A new study by Airports Council International Asia-Pacific and Middle East suggests that the long-held belief that higher passenger numbers automatically lead to higher airport revenues is no longer accurate, highlighting a shift in how airports generate and sustain income.

According to gulfnews, the study, covering 36 major airports across 21 countries and drawing insights from 4,000 passengers and retail operators, points to a structural shift in airport commercial performance.

Instead, airport retail growth is now shaped by who is travelling, how they behave and how satisfied they are, not just how many pass through terminals.

Passenger mix matters more than footfall
While passenger volumes across Asia-Pacific and the Middle East have largely recovered or even surpassed pre-pandemic levels, revenue outcomes vary sharply depending on passenger mix and spending behaviour.

“The traditional assumption that commercial performance scales automatically with passenger volumes is no longer reliable,” said Stefano Baronci, Director General of ACI Asia-Pacific & Middle East. “What this study highlights is a structural change: as passenger behaviour becomes more segmented, revenue outcomes depend increasingly on who travels, not simply how many travel.”

READ: Aviation: Airport Council International Report Says Global Passenger Growth in 2024 Resilient Amid Economic and Geopolitical Challenges

Middle East leads in retail yield
Nowhere is this shift more evident than in the Middle East. Non-aeronautical revenues, including retail, food and beverage, and duty-free, accounted for 43.3 per cent of total airport revenues in the region in 2023, the highest share globally. Operating non-aeronautical revenue per passenger also peaked in the Middle East at $16.36, well ahead of Europe and North America.

The report shows that 56 per cent of surveyed airports are now generating higher commercial revenues than in 2019, even where traffic recovery remains uneven. A further 44 per cent expect commercial revenue per passenger to rise over the next year, underscoring growing confidence in non-aeronautical income streams.

Satisfaction drives spending
Passenger satisfaction has emerged as a critical driver. According to the study, a 1 per cent increase in passenger satisfaction leads to a 1.5 per cent rise in non-aeronautical revenue. Factors such as efficient terminal layouts, ease of access, service quality and reduced friction are increasingly linked directly to spending levels.

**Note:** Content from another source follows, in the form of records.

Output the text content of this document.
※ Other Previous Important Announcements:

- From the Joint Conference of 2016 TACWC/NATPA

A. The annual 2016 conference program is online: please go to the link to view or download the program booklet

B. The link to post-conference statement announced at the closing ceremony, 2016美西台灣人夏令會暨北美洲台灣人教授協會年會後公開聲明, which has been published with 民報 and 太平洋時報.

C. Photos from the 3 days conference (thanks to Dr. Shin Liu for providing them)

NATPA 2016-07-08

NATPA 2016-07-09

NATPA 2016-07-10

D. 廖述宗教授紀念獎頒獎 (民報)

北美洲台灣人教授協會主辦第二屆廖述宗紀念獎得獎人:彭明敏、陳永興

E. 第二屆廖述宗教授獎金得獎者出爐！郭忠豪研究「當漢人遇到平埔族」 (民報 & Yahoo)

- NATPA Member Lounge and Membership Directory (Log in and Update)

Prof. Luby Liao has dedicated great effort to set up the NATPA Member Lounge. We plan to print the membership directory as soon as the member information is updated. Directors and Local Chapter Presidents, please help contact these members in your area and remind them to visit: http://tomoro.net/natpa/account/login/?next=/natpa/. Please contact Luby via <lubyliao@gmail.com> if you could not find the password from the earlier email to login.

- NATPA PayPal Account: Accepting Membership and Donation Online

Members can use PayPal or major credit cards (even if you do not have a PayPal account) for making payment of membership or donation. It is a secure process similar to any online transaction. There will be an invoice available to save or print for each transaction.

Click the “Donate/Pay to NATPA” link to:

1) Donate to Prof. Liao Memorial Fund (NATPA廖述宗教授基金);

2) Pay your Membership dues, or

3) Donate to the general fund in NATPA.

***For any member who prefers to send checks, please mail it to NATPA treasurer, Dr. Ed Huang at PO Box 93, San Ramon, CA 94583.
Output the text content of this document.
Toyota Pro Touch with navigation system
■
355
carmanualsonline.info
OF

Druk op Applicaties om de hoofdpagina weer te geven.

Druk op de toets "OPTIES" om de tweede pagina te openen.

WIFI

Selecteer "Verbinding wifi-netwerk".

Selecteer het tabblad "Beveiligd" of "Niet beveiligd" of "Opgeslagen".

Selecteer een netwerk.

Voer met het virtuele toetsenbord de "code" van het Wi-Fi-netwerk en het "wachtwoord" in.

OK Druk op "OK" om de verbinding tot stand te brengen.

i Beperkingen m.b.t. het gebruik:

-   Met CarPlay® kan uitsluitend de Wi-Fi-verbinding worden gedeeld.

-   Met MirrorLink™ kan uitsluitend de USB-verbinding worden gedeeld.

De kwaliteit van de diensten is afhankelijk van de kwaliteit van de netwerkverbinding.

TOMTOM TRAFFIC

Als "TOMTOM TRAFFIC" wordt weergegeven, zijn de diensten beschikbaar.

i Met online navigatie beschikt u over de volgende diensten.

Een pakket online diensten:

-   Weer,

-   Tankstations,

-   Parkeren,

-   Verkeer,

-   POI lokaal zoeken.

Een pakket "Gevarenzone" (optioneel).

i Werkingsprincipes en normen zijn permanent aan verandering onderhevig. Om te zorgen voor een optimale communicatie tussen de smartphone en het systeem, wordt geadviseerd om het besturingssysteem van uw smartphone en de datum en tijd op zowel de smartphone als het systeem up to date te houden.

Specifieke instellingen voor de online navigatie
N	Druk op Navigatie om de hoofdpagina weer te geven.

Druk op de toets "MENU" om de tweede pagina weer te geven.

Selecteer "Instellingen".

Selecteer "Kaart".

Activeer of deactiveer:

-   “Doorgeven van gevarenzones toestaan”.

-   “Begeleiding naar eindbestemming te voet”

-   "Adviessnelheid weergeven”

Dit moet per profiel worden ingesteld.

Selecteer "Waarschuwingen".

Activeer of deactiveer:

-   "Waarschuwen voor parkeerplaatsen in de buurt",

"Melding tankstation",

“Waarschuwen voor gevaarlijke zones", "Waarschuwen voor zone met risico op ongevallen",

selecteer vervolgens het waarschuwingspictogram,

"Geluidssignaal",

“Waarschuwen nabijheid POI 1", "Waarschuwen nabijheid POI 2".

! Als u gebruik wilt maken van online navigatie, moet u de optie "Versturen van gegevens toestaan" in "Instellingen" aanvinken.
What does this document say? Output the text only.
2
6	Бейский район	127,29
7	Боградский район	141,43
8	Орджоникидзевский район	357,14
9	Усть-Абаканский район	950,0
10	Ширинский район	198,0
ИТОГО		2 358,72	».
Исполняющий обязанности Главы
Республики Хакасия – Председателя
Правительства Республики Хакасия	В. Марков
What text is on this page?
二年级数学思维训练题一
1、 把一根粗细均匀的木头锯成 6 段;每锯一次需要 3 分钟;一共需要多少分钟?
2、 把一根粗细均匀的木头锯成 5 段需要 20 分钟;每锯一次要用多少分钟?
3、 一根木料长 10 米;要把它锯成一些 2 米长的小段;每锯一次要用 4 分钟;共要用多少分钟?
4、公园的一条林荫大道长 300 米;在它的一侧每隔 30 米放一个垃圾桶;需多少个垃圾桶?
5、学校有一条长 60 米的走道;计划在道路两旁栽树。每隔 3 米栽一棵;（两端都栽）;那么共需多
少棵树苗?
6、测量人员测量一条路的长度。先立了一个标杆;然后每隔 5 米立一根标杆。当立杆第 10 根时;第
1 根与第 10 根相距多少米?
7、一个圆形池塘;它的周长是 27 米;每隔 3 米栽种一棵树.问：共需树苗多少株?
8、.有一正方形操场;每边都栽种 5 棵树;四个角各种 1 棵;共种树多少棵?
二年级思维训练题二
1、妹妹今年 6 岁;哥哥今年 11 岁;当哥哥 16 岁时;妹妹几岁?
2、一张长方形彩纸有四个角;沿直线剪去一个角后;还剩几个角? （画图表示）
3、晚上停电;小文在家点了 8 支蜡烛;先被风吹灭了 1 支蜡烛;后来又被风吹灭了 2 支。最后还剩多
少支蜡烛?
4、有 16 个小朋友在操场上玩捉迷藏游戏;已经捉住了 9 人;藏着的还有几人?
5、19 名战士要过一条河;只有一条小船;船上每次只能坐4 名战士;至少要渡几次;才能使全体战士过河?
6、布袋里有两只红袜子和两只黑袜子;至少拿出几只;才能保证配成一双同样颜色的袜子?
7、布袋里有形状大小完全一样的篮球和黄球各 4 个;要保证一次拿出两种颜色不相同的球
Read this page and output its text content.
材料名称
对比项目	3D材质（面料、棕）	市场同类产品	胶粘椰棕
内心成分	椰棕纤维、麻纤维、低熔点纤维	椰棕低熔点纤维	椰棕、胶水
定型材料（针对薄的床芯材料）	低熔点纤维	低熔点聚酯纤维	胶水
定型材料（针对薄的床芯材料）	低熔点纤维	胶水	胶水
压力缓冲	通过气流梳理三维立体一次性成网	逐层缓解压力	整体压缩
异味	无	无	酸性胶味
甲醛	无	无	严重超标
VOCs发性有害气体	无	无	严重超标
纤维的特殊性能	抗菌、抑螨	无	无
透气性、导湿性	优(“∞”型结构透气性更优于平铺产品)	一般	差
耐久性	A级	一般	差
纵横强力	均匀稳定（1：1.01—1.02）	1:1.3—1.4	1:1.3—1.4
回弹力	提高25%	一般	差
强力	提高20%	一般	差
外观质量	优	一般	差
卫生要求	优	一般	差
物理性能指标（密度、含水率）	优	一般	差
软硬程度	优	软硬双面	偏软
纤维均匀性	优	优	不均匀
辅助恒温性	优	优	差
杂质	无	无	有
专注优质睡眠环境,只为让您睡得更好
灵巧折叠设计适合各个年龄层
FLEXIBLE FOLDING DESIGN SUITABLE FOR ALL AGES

Regional dynamics, however, differ markedly. Asia-Pacific remains a high-volume, mid-margin market, fuelled by domestic travel and a growing middle class. The Middle East, by contrast, operates as a moderate-volume but high-yield market, optimised for premium international travellers and transfer passengers – a model that aligns closely with major UAE hubs.

Duty-free anchors revenues
Duty-free retail has emerged as the financial backbone of airport commercial performance across the region. In the Middle East, duty-free accounts for a significant share of total airport sales: 38 per cent in Qatar, 36 per cent in the UAE, 34 per cent in Bahrain, and 31 per cent in Saudi Arabia and Oman. Revenue dependence is even more pronounced, with duty-free contributing around 60 per cent of airport revenues in Saudi Arabia and Qatar, and more than 50 per cent across the UAE, Bahrain and Oman.

Consumer preferences also reveal regional contrasts. Middle East duty-free baskets are dominated by confectionery and perfumes, while Asia-Pacific and Oceania hubs skew more premium, with alcohol playing a larger role.

With airports across Asia-Pacific and the Middle East expected to invest $240 billion over the next decade, the study suggests that future success will depend less on expanding terminals and more on understanding traveller demographics, behaviour and spending motivations.